Greenland Isn't Green

 

Most people probably already know that Greenland isn't green. But, if he didn't know it already, Vice President Vance presumably knows that now, after his chilly reception in Greenland. It was chilly in the literal sense. (Greenland is a cold place.) It was, perhaps more importantly, chilly in a metaphorical sense, in that the Vances had to scale back their plans because no local Greenlanders could be found who wanted to host them.

Greenland isn't green. Much of it is glacier-covered. It is no accident, then, that the King of Denmark's Coat of Arms includes a polar bear to represent his sovereignty over Greenland.  Recently, since the American threat to Greenland has become something to be reckoned with, Denmark's King revised his coat of arms to give Greenland's polar bear bigger space in a heraldic quadrant all its own. On can compare the older (on the left) and the newer (on the right) versions of the Danish royal coat of arms (above).

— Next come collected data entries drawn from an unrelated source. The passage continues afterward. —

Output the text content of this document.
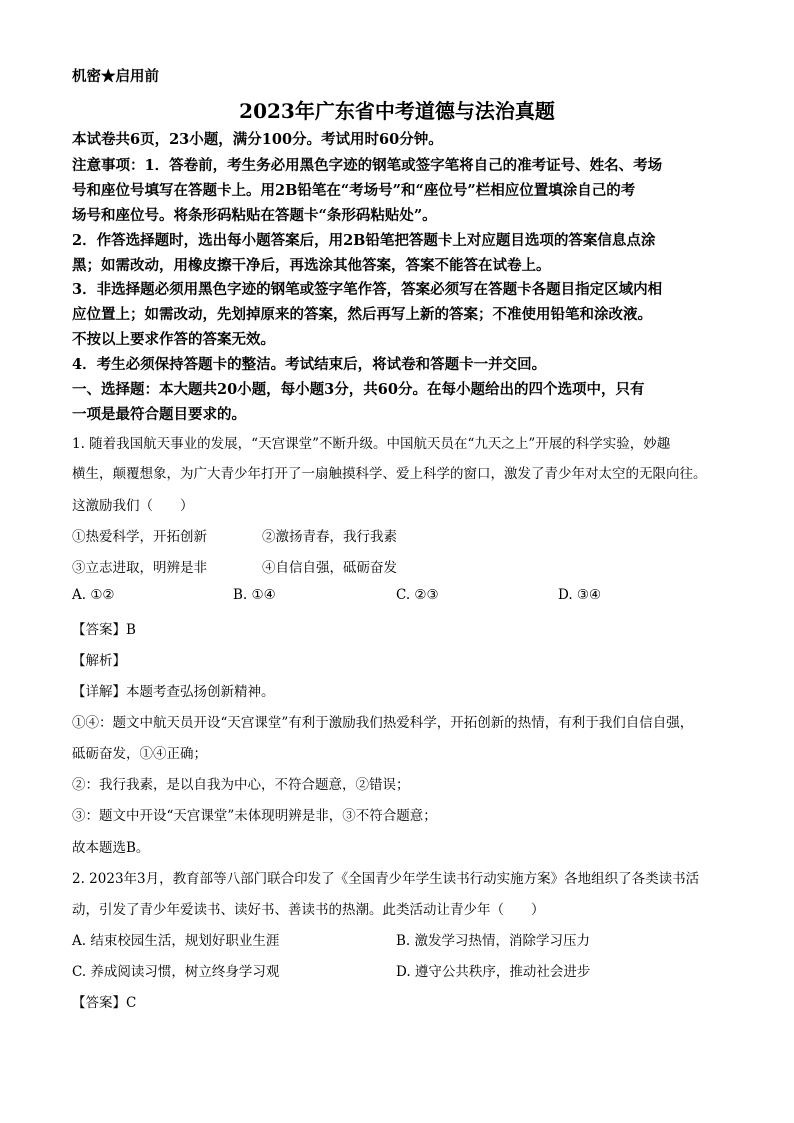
机密★启用前
2023年广东省中考道德与法治真题
本试卷共6页，23小题，满分100分。考试用时60分钟。
注意事项：1．答卷前，考生务必用黑色字迹的钢笔或签字笔将自己的准考证号、姓名、考场
号和座位号填写在答题卡上。用2B铅笔在“考场号”和“座位号”栏相应位置填涂自己的考
场号和座位号。将条形码粘贴在答题卡“条形码粘贴处”。
2．作答选择题时，选出每小题答案后，用2B铅笔把答题卡上对应题目选项的答案信息点涂
黑；如需改动，用橡皮擦干净后，再选涂其他答案，答案不能答在试卷上。
3．非选择题必须用黑色字迹的钢笔或签字笔作答，答案必须写在答题卡各题目指定区域内相
应位置上；如需改动，先划掉原来的答案，然后再写上新的答案；不准使用铅笔和涂改液。
不按以上要求作答的答案无效。
4．考生必须保持答题卡的整洁。考试结束后，将试卷和答题卡一并交回。
一、选择题：本大题共20小题，每小题3分，共60分。在每小题给出的四个选项中，只有
一项是最符合题目要求的。
1. 随着我国航天事业的发展，“天宫课堂”不断升级。中国航天员在“九天之上”开展的科学实验，妙趣
横生，颠覆想象，为广大青少年打开了一扇触摸科学、爱上科学的窗口，激发了青少年对太空的无限向往。
这激励我们（　　）
①热爱科学，开拓创新	②激扬青春，我行我素
③立志进取，明辨是非	④自信自强，砥砺奋发
A. ①②	B. ①④	C. ②③	D. ③④
【答案】B
【解析】
【详解】本题考查弘扬创新精神。
①④：题文中航天员开设“天宫课堂”有利于激励我们热爱科学，开拓创新的热情，有利于我们自信自强，
砥砺奋发，①④正确；
②：我行我素，是以自我为中心，不符合题意，②错误；
③：题文中开设“天宫课堂”未体现明辨是非，③不符合题意；
故本题选B。
2. 2023年3月，教育部等八部门联合印发了《全国青少年学生读书行动实施方案》各地组织了各类读书活
动，引发了青少年爱读书、读好书、善读书的热潮。此类活动让青少年（　　）
A. 结束校园生活，规划好职业生涯	B. 激发学习热情，消除学习压力
C. 养成阅读习惯，树立终身学习观	D. 遵守公共秩序，推动社会进步
【答案】C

Of course, to a grifter, Greenland might appear green in a very different sense. There are natural resources there to be exploited and hence money to be made. And one thing America never seems to lack are Americans ready to exploit natural resources, regardless of the harm to the common good and to our common home. 

Greenland's location in the north Atlantic makes it significant for American and European security. But Greenland (via Denmark) is part of NATO, the north Atlantic's surest source of security, and the U.S. already has a military base on Greenland, guarding the sea lanes and the arctic air. For its part, Denmark has been a very loyal ally of the United States, actively supporting us in peace and war.

There are not a lot of Greenlanders. They are a very small nation, suddenly experiencing the classic bad behavior of great powers pushing their smaller neighbors around (as we have witnessed most extremely in the case of Russia's 2022 invasion of its smaller neighbor Ukraine). It appears that some, maybe many, local Greenlanders would like independence. If I were a Greenlander, I would probably prefer to remain Danish, with Danish and European Union social benefits and NATO's security umbrella. Denmark does, after all, repeatedly rank as one of the happiest countries in the world. But that is ultimately up to the Greenlanders and the Danes to sort out. Whatever Greenland's future, it should be the business of Greenlanders and Danes to determine.